Learning vs Teaching
Discovering vs Inventing
Realising vs being instructed.
Deep in the interiors of the tribal belt of Madhya Pradesh, I was delighted to find a residential school where 300 kids were preparing to max exams. They had been selected from hundreds of villages. They came here with the blessings of their parents and the dreams of their communities. With a single target – to excel in their studies. Something that would prepare them to leap into an unknown world, far away from their forests into a world they knew little about.
Learning and teaching are often treated as two sides of the same process. In reality, they operate in almost opposite directions.
Learning is bottom-up. It starts with curiosity, confusion, and exposure to the real world. It is messy, nonlinear, and driven by feedback. Whether it’s a child figuring out patterns or an AI system improving through Reinforcement Learning, learning is fundamentally about updating an internal model based on experience. It is not about language.
Teaching, on the other hand, is top-down. It tries to impose structure, compress knowledge, and guide attention. At its best, it accelerates learning by highlighting what matters. At its worst, it replaces understanding with memorization. It is mostly about language.
The tension arises because teaching often assumes clarity before the learner has built the underlying model. Concepts are delivered in neat sequences, while real understanding emerges in fragments, revisions, and mistakes.
That is why western education is about language. It is about teaching. The teacher speaks – the student hears. And is supposed to learn. In practice he only passes an exam because the teacher sets the paper and only asks questions that were TAUGHT. The basic premise is that the teacher knows.

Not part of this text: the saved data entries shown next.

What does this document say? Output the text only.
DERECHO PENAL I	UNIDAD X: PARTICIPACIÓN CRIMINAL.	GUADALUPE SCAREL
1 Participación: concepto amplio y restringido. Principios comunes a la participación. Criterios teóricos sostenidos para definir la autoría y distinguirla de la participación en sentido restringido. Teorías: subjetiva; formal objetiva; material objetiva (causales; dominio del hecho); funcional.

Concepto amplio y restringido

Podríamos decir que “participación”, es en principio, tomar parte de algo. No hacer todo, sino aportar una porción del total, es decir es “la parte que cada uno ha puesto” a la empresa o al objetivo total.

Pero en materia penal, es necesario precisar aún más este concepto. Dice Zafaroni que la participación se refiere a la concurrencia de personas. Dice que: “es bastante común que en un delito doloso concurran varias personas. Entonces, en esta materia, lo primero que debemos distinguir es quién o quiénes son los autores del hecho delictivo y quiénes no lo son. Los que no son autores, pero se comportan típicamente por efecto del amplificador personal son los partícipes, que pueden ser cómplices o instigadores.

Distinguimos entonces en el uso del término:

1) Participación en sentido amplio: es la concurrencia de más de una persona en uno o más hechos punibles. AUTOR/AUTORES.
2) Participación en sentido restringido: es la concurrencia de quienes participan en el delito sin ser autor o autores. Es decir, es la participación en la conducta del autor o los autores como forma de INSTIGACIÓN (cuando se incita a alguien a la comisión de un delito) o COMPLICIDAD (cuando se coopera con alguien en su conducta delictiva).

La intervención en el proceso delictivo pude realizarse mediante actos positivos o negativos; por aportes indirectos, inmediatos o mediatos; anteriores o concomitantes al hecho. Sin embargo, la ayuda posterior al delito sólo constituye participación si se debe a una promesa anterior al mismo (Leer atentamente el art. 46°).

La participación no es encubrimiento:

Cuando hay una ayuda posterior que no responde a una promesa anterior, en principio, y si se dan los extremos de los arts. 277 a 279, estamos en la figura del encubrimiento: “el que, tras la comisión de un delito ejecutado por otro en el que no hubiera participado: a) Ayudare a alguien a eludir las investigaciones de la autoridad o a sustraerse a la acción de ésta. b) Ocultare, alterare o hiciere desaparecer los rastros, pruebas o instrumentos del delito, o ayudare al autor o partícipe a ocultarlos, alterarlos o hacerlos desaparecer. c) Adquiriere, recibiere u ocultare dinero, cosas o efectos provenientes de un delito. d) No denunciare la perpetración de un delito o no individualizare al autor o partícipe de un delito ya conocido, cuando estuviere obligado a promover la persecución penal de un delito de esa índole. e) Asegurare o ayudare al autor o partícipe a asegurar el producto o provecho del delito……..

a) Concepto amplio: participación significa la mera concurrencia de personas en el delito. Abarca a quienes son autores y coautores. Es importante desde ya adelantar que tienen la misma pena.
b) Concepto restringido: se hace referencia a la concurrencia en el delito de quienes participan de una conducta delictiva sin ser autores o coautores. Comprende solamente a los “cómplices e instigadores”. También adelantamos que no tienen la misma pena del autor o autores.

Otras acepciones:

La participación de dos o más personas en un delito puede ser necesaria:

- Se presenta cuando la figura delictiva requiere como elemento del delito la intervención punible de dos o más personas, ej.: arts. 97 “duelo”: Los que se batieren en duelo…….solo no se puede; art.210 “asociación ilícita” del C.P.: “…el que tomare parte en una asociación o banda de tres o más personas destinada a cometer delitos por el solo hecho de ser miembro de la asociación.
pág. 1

And that is where western education fails. And that is why LLM will never produce artificial general intelligence or replace humans. At least not for now.
Ancient thinkers were aware of this gap. Our ancient masters from Lord Krishna to Gautam Buddha didn’t lecture alone. They asked questions, forcing learners to construct knowledge themselves. The method worked not because it transferred information, but because it triggered the process of learning. Can we emulate this in Machines ? Not with LLM. And not using GPUs in a data centre.
All claims to the contrary are humbug. It doesn’t matter what the claimants valuation is ?
Modern systems face the same divide. Large language models are trained on vast amounts of human-generated “teaching,” while more ancient wisdom in Gurukula relied on interaction and feedback to truly “learn” how the world works.
The implication is simple but uncomfortable: teaching does not guarantee learning. The actual work of building understanding always happens inside the learner.
The future of education, whether human or machine, will depend less on better articulation and more on designing better learning environments.